Ousted Conservative cabinet minister Helena Guergis is getting some sympathy from an unlikely quarter: the president of the Liberal party.

Alfred Apps, the federal party president and lawyer, told CTV's Question Period Sunday that he believes Guergis was treated unfairly by Prime Minister Stephen Harper.

"This whole Guergis situation is what I hope will become a big wakeup call to Canadians," he said. "We treat our public servants … with just horrific disrespect these days and then we go on and treat our members (of Parliament), we don't give them the natural justice that we would expect to give to ordinary Canadians."

Guergis was forced last month to resign as a junior cabinet minister, but Harper also kicked her out of the Conservative caucus for what he called serious allegations and announced he was turning the matter over to the parliamentary ethics commissioner and the RCMP.

Last week, the prime minister revoked her status as the Tory candidate in the Ontario riding of Simcoe-Grey, which Guergis has held since 2004.

Apps said that while the prime minister has every right to choose his cabinet ministers, to kick Guergis out of the Conservative party and her riding based on allegations is unfair.

"He's basically taken onto himself, on the basis of serious and credible allegations -- and there's no evidence yet that they were either serious or credible … her effective demonization; her ostracization; her vilification; the complete destruction of her political career," Apps said.

"And he's pre-empted the fact that she was voted in by the constituents of her riding."

Harper has consistently refused to detail the allegations that led to Guergis's ouster, but Apps said that isn't right either.

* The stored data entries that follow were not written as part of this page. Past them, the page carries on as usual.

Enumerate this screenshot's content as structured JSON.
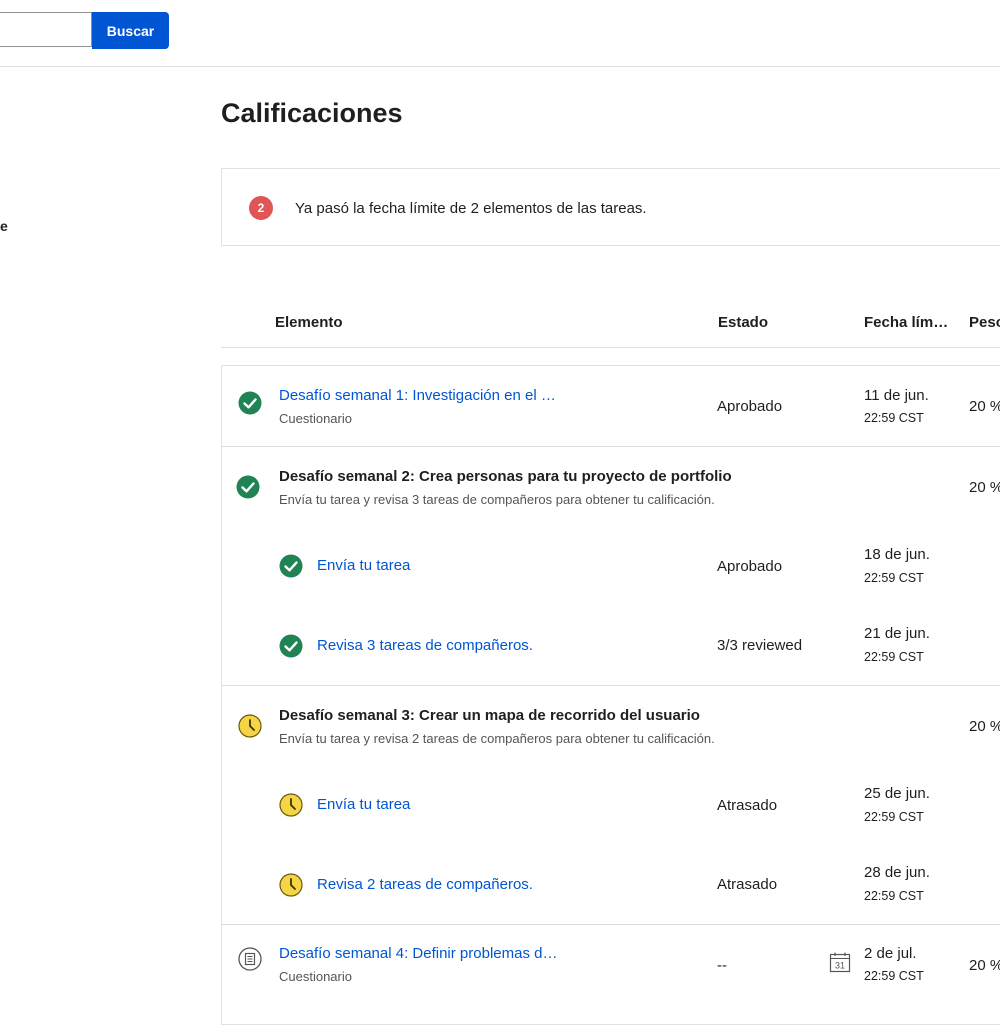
{
  "search": {
    "placeholder": "",
    "button_label": "Buscar"
  },
  "sidebar": {
    "partial_label": "e"
  },
  "page": {
    "title": "Calificaciones"
  },
  "alert": {
    "count": "2",
    "message": "Ya pasó la fecha límite de 2 elementos de las tareas."
  },
  "table": {
    "headers": {
      "element": "Elemento",
      "status": "Estado",
      "due": "Fecha lím…",
      "weight": "Peso"
    },
    "items": [
      {
        "title": "Desafío semanal 1: Investigación en el …",
        "type": "Cuestionario",
        "status": "Aprobado",
        "date": "11 de jun.",
        "time": "22:59 CST",
        "weight": "20 %",
        "icon": "check-icon"
      },
      {
        "title": "Desafío semanal 2: Crea personas para tu proyecto de portfolio",
        "description": "Envía tu tarea y revisa 3 tareas de compañeros para obtener tu calificación.",
        "weight": "20 %",
        "icon": "check-icon",
        "subitems": [
          {
            "title": "Envía tu tarea",
            "status": "Aprobado",
            "date": "18 de jun.",
            "time": "22:59 CST",
            "icon": "check-icon"
          },
          {
            "title": "Revisa 3 tareas de compañeros.",
            "status": "3/3 reviewed",
            "date": "21 de jun.",
            "time": "22:59 CST",
            "icon": "check-icon"
          }
        ]
      },
      {
        "title": "Desafío semanal 3: Crear un mapa de recorrido del usuario",
        "description": "Envía tu tarea y revisa 2 tareas de compañeros para obtener tu calificación.",
        "weight": "20 %",
        "icon": "clock-icon",
        "subitems": [
          {
            "title": "Envía tu tarea",
            "status": "Atrasado",
            "date": "25 de jun.",
            "time": "22:59 CST",
            "icon": "clock-icon"
          },
          {
            "title": "Revisa 2 tareas de compañeros.",
            "status": "Atrasado",
            "date": "28 de jun.",
            "time": "22:59 CST",
            "icon": "clock-icon"
          }
        ]
      },
      {
        "title": "Desafío semanal 4: Definir problemas d…",
        "type": "Cuestionario",
        "status": "--",
        "date": "2 de jul.",
        "time": "22:59 CST",
        "weight": "20 %",
        "icon": "quiz-icon",
        "calendar_day": "31"
      }
    ]
  },
  "colors": {
    "accent": "#0056d2",
    "success": "#1f8354",
    "warning": "#f5d547",
    "alert": "#e05656"
  }
}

"She has the right to know specifically the allegations against her; she has the right to be heard and answer to those allegations."

New Democrat MP Pat Martin, a member of the parliamentary committee probing the allegations around Guergis and her husband, former Tory MP Rahim Jaffer, acknowledged that it may be that "guilt by association is the worst of her offences."

But Conservative Shelly Glover said the prime minister had no choice but to fire Guergis.

"These were serious allegations that were brought forward to the prime minister and frankly he did the right thing," she said. "He is the prime minister of the country and we need to maintain confidence in all the people working for him."

Apps said that the Guergis affair is just the latest example of how Parliament has become a forum for "drive-by slams," where reputations can be smeared under the protection of parliamentary immunity from libel or slander lawsuits.

"Testimony occurs with complete parliamentary immunity, behind closed doors," he said. "So therefore those who are members of the committee have a responsibility to make sure that the issues raised are germane and they're appropriate to the process."

Apps said he nearly became a casualty of such a "drive-by slam" when the Commons committee probing the Guergis-Jaffer case heard from a private investigator who testified that the Liberal party president helped a businessman with ties to Jaffer evade a fraud charge.

"Needless to say, it wasn't a great moment in my life," Apps told Question Period. "Fortunately, there was some braggadocio on the other side that tipped us off ahead of time."

Private investigator Derrick Snowdy testified that Apps was "the getaway driver" for the businessman, now accused of fraud.

In fact, Apps' law firm took a retainer from the man in 2006, as they would with any potential client, but quickly returned it when they decided not to represent him.

"What worried me … was that if we hadn't been made aware in advance that this allegation was going to surface … there would've been a full news cycle where the Liberal party president was described as the getaway driver for someone that was an alleged fraudster."

"It was only because we were actually in a position to know that and to respond with the facts that I avoided what I would consider very serious damage to my reputation."